Context-aware decision support in the operating room can foster surgical safety and efficiency by leveraging real-time feedback from surgical workflow analysis. Most existing works recognize surgical activities at a coarse-grained level, such as phases, steps or events, leaving out fine-grained interaction details about the surgical activity; yet those are needed for more helpful AI assistance in the operating room. Recognizing surgical actions as triplets of <instrument, verb, target> combination delivers comprehensive details about the activities taking place in surgical videos.
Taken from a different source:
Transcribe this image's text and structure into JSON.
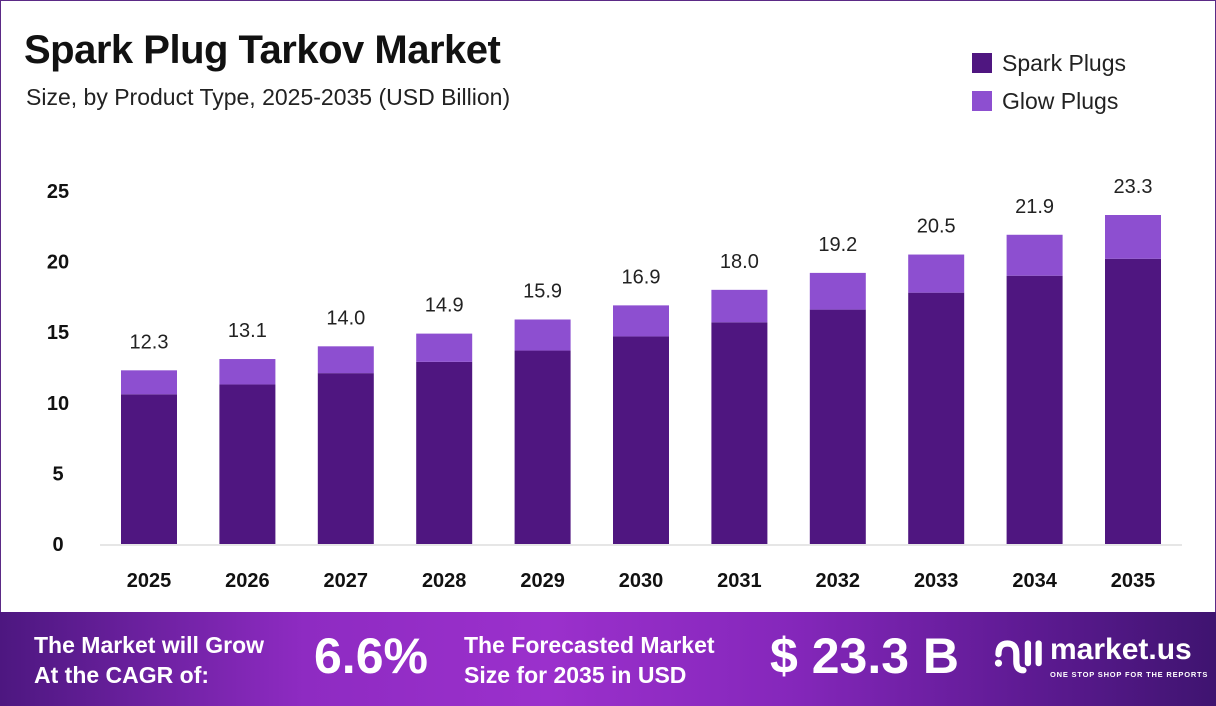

This paper presents CholecTriplet2021: an endoscopic vision challenge organized at MICCAI 2021 for the recognition of surgical action triplets in laparoscopic videos. The challenge granted private access to the large-scale CholecT50 dataset, which is annotated with action triplet information. In this paper, we present the challenge setup and assessment of the state-of-the-art deep learning methods proposed by the participants during the challenge. A total of 4 baseline methods from the challenge organizers and 19 new deep learning algorithms by competing teams are presented to recognize surgical action triplets directly from surgical videos, achieving mean average precision (mAP) ranging from 4.2% to 38.1%. This study also analyzes the significance of the results obtained by the presented approaches, performs a thorough methodological comparison between them, in-depth result analysis, and proposes a novel ensemble method for enhanced recognition. Our analysis shows that surgical workflow analysis is not yet solved, and also highlights interesting directions for future research on fine-grained surgical activity recognition which is of utmost importance for the development of AI in surgery.